3)   Berdasarkan analisis tersebut sekolah harus mengidentifikasikan kebutuhan sekolah dan merumuskan visi, misi, dan tujuan dalam rangka menyajikan pendidikan yang berkualitas bagi siswanya sesuai dengan konsep pembangunan pendidikan nasional yang akan dicapai. Hal penting yang perlu diperhatikan sehubungan dengan identifikasi kebutuhan dan perumusan visi, misi dan tujuan adalah bagaimana siswa belajar, penyediaan sumber daya dan pengeloaan kurikulum termasuk indikator pencapaian peningkatan mutu tersebut.
4)   Berangkat dari visi, misi dan tujuan peningkatan mutu tersebut sekolah bersama-sama dengan masyarakatnya merencanakan dan menyusun program jangka panjang atau jangka pendek (tahunan termasuk anggarannnya. Program tersebut memuat sejumlah program aktivitas yang akan dilaksanakan sesuai dengan kebijakan nasional yang telah ditetapkan dan harus memperhitungkan kunci pokok dari strategi perencanaan tahun itu dan tahun-tahun yang akan datang.
b)   Pengendalian Mutu
1)   Teknik Kendali Mutu
Keberhasilan lembaga persekolahan dapat dilihat dari sudut dan tingkat kepuasan dari pelanggannya, yaitu pelanggan sekolah yang dikategorikan pelanggan internal maupun pelanggan eksternal. Hal ini memberikan arti bahwa ukuran sebuah keberhasilan sekolah dapat dilihat dari layanan yang diberikannya. Apakah layanan yang diberikan itu berada pada taraf yang sama atau sesuai dengan harapan pelanggan atau bahkan melebihi, seperti apa yang diharapkan oleh pelanggannya.
Gugus Kendali Mutu adalah salah satu teknik dalam upaya pengendalian mutu sekolah, di mana kelompok-kelompok personel sekolah melakukan kegiatan pengendalian dan peningkatan mutu secara teratur, sukarela dan berkesinambungan melalui penerapan prinsip-prinsip dan teknik-teknik pengendalian mutu. Selain teknik tersebut, dapat pula dilaksanakan teknik pengawasan mutu yang berdasarkan data seperti checklist, diagram, grafik, diagram sebab akibat, brainstorming, dan statistical process control.[17]
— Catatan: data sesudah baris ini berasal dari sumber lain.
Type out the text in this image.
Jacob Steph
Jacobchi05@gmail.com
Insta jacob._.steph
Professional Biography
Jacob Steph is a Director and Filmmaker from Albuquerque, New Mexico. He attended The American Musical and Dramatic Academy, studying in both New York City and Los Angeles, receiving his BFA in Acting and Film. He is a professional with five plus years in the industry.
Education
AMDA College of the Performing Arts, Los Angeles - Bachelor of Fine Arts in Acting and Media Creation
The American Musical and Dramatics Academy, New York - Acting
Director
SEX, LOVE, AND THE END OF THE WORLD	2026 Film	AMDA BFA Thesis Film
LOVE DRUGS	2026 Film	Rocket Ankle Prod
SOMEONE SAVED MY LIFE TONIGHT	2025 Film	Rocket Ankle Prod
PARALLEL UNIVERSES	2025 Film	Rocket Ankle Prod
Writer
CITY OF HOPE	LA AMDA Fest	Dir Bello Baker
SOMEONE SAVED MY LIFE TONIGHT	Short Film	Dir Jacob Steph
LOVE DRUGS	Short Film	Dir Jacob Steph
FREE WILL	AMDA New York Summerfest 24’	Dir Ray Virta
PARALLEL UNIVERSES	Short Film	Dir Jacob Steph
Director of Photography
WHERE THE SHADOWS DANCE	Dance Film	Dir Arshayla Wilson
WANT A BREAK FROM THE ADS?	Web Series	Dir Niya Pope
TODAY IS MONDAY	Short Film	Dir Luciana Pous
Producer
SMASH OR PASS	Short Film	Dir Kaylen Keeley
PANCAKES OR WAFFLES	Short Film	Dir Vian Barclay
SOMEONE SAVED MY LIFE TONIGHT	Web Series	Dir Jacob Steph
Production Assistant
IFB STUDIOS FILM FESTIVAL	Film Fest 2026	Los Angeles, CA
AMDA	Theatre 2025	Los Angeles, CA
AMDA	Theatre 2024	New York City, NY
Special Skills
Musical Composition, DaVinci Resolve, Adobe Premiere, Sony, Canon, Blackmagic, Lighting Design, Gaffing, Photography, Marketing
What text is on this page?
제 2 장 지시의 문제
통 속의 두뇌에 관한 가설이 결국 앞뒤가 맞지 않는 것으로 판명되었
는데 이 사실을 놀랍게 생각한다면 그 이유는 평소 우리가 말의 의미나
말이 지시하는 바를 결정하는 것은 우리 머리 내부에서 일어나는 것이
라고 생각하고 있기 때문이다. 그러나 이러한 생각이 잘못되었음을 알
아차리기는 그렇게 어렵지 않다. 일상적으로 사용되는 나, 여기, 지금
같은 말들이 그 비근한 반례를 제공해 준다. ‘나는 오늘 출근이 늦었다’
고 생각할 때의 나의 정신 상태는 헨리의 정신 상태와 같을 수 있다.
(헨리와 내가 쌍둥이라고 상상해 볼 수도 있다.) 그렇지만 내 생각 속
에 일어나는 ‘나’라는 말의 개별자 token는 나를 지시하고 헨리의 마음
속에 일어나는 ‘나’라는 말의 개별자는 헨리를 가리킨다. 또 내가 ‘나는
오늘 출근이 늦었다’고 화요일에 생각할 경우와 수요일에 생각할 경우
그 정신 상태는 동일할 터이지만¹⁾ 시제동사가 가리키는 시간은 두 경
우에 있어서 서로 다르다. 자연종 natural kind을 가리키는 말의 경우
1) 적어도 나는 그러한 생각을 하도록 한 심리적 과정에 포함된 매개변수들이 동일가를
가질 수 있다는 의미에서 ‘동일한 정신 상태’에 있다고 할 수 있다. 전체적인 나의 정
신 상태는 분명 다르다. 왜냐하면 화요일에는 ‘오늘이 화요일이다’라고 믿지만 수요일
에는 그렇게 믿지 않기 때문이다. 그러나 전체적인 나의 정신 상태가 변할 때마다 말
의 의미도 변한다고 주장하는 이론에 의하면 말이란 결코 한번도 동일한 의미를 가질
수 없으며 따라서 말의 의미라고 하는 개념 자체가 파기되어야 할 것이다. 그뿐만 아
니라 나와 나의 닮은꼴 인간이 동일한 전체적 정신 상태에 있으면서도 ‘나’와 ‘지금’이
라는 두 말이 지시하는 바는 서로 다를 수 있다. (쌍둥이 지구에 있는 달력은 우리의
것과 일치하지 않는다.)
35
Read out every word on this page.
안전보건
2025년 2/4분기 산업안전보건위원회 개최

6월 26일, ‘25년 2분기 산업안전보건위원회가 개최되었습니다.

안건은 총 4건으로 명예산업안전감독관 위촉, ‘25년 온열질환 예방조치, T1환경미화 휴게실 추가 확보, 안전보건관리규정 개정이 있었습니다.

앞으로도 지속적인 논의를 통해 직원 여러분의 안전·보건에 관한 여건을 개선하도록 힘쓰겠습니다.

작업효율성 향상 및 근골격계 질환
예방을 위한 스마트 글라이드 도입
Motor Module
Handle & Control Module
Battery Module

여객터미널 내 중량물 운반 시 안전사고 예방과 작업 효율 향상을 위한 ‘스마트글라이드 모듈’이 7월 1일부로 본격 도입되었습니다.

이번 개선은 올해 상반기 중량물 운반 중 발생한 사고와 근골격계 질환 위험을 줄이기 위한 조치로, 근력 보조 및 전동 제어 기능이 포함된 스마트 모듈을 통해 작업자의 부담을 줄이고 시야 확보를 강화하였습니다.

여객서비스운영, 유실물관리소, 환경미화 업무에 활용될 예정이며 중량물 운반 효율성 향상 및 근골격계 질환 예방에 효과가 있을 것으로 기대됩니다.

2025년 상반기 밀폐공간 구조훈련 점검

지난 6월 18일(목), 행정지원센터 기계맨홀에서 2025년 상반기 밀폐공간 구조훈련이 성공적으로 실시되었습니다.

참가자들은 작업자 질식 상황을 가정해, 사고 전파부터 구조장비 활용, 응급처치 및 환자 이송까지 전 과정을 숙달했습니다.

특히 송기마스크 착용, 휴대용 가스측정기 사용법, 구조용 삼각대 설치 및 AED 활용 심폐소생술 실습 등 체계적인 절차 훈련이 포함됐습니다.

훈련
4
2)   Strategi Kendali Mutu
Pengendalian mutu dapat diartikan sebagai proses manajerial yang di dalamnya terkandung hal-hal (a) melakukan evaluasi terhadap kinerja nyata, (b) proses membandingkan kinerja nyata dengan tujuan-tujuan yang telah ditetapkan, dan (c) melakukan tindakan-tindakan/aksi-aksi atas perbedaan-perbedaan yang dapat ditemukan.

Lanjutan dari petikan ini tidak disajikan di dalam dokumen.